Che l’Unione Europea punti ad una riduzione drastica delle emissioni di CO2 e ad una limitazione forte degli agenti inquinanti non è un mistero. Anni e anni di politiche comunitarie sono state incentrate sull’obiettivo della neutralità climatica nel 2050, in questo senso la Commissione raccomanda una riduzione netta delle emissioni di gas a effetto serra del 90 % entro il 2040 rispetto ai livelli del 1990, un goal non facile da ottenere che prevede il coinvolgimento di tutti i settori.
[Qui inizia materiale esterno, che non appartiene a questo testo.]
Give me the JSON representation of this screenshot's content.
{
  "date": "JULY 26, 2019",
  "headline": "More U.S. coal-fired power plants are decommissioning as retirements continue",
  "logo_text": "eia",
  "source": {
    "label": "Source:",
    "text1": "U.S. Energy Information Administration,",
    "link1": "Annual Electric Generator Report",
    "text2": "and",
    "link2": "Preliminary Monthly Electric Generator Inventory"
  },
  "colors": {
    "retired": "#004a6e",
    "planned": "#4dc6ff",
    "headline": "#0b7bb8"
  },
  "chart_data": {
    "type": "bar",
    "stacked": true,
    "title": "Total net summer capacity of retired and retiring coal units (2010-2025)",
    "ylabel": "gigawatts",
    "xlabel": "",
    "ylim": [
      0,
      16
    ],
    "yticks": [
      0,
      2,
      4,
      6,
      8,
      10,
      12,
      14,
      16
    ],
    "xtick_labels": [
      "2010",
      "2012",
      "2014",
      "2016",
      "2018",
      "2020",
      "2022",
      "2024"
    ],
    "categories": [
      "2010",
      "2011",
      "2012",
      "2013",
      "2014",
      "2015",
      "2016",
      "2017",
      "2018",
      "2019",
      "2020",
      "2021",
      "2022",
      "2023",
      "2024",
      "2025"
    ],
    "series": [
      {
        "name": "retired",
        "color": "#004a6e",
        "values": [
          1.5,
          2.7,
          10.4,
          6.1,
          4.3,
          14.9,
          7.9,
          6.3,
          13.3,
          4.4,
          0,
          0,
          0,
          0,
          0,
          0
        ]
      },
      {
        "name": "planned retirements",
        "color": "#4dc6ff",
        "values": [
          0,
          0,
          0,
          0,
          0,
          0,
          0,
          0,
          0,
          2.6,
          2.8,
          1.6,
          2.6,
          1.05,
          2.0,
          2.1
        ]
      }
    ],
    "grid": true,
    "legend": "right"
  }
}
La prima data di scadenza di questo percorso è però dietro l’angolo, la riduzione delle emissioni del 55% entro il 2030 lascia poco spazio ai ripensamenti e preoccupa non poco le attività interessate.

Il Fondo sociale per il clima e il Fondo per una transizione giusta sono due esempi di politiche che già in questo decennio aiuteranno i cittadini, le regioni, le imprese e i lavoratori, ma alcune direttive destano preoccupazione soprattutto per aziende di piccole-medie dimensioni. La difficile ricerca di un equilibrio tra la transizione ecologica e la tenuta del sistema economico è un tema centrale nel dibattito pubblico, spesso la polarizzazione sembra rendere impossibile il punto d’incontro.

La Direttiva sulle Emissioni Industriali (IED)

Il dialogo aperto tra le istituzioni dell’Unione Europea e i territori sulla carta viene descritto come una priorità, ma talvolta tenere insieme istanze contrapposte è pressoché impossibile. ll Parlamento Europeo ha approvato in via definitiva l’accordo raggiunto con gli Stati membri sulla revisione della direttiva sulle emissioni industriali (IED) con 393 voti favorevoli, 173 contrari e 49 astensioni, e del regolamento sul nuovo Portale delle emissioni industriali con 506 voti favorevoli, 82 contrari e 25 astensioni. Le nuove norme, come riportato sul sito del Parlamento Europeo, “vogliono ridurre le emissioni nocive degli impianti industriali e dei grandi allevamenti di suini e pollame per proteggere la salute umana e l’ambiente”. In questo caso in particolare gli allevamenti di suini e pollame vengono paragonati ad impianti industriali di ogni altro genere e di conseguenza viene chiesto un adeguamento per rendere i limiti di emissioni più stringenti.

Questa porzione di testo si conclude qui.